ENVIRONMENTAL LITERACY
I’ll skip 5-8, but really want to touch on #9: “Develop a program that increases the American public’s appreciation of the basic principles of ecosystem services.” If you read this column regularly, you’ve likely read about Kristen, my PhD student, who can now officially be called Dr. McIvor. Kristen’s dissertation was about soil education in community gardens. In her introduction, I read that environmental literacy in the U.S. is very low – less than 5 percent of the people in this country can be considered as environmentally literate. As part of Kristen’s research she interviewed gardeners in Seattle and Tacoma about what products they use in their gardens and where those products come from. Tacoma has a well-established biosolids program that has developed a range of products for the home gardener. They compost yard trimmings too, but that is primarily marketed to landscapers.

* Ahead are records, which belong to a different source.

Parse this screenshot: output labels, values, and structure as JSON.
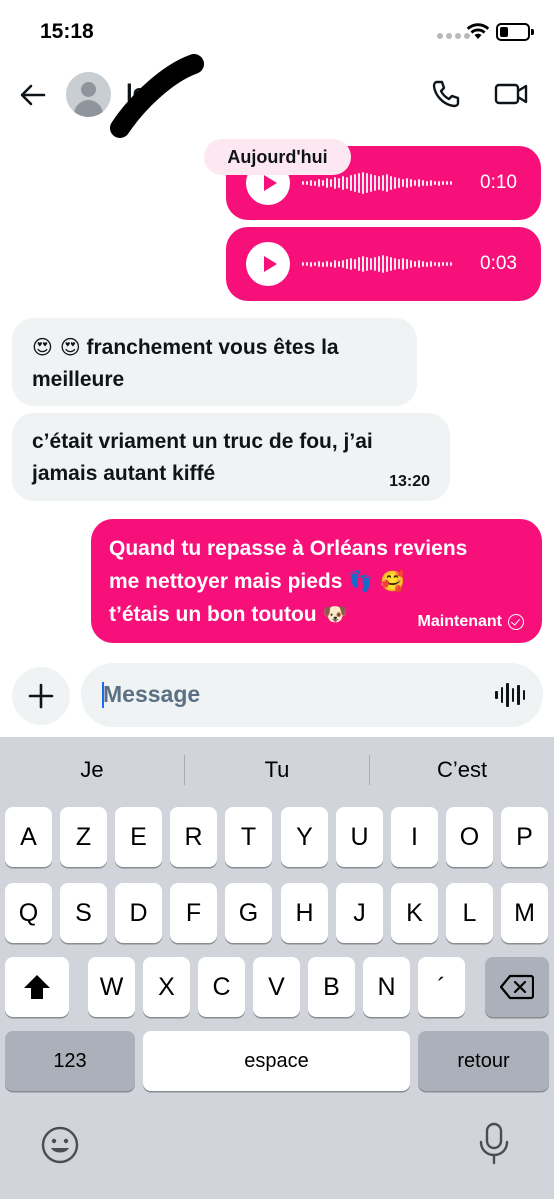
{
  "status_bar": {
    "time": "15:18"
  },
  "header": {
    "contact_name": "le",
    "back_icon": "arrow-left-icon",
    "call_icon": "phone-icon",
    "video_icon": "video-camera-icon"
  },
  "conversation": {
    "date_label": "Aujourd'hui",
    "voice_messages": [
      {
        "duration": "0:10"
      },
      {
        "duration": "0:03"
      }
    ],
    "incoming": [
      {
        "emoji": "😍 😍",
        "text": " franchement vous êtes la meilleure"
      },
      {
        "text": "c’était vriament un truc de fou, j’ai jamais autant kiffé",
        "time": "13:20"
      }
    ],
    "outgoing": {
      "line1": "Quand tu repasse à Orléans reviens",
      "line2": "me nettoyer mais pieds",
      "emoji2": "👣 🥰",
      "line3": "t’étais un bon toutou",
      "emoji3": "🐶",
      "time": "Maintenant"
    }
  },
  "composer": {
    "placeholder": "Message"
  },
  "keyboard": {
    "suggestions": [
      "Je",
      "Tu",
      "C’est"
    ],
    "row1": [
      "A",
      "Z",
      "E",
      "R",
      "T",
      "Y",
      "U",
      "I",
      "O",
      "P"
    ],
    "row2": [
      "Q",
      "S",
      "D",
      "F",
      "G",
      "H",
      "J",
      "K",
      "L",
      "M"
    ],
    "row3": [
      "W",
      "X",
      "C",
      "V",
      "B",
      "N",
      "´"
    ],
    "numbers_label": "123",
    "space_label": "espace",
    "return_label": "retour"
  },
  "colors": {
    "accent": "#f8107a",
    "bubble_in": "#eff3f4",
    "keyboard_bg": "#d1d4db"
  }
}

Seattle is just the opposite. The food and yard trimmings compost is sold and marketed to gardeners (and the DOT, the utility company, etc.). The biosolids compost on the other hand, is primarily sold wholesale. What Kristen found was that the people in Tacoma use the biosolids product and know all about wastewater treatment whereas the people in Seattle use the food-yard trimmings compost and know all about what is appropriate to put in that bin and how compost is made. The Tacoma people knew very little about composting and the Seattle people knew very little about wastewater treatment. When people use the product, they learn about the process. If utilities make a product geared to the residents of their communities from their organic residuals, they will not only find eager customers, but will also start a process of understanding of where that product came from. Environmental awareness in urban areas can come as part of this cycle. You can start teaching people about the importance of ecological processes by teaching them about the products that they help to produce.
I have several weeks to make my final top three selections for the Keck Center conference. And there is a chance we may even get a few days of summer weather here in Seattle, so that southern California won’t sound so nice. But the topics of this conference speak very clearly to what readers of this magazine do, each and every day. And come November, whatever group I end up in, I will make that message clear.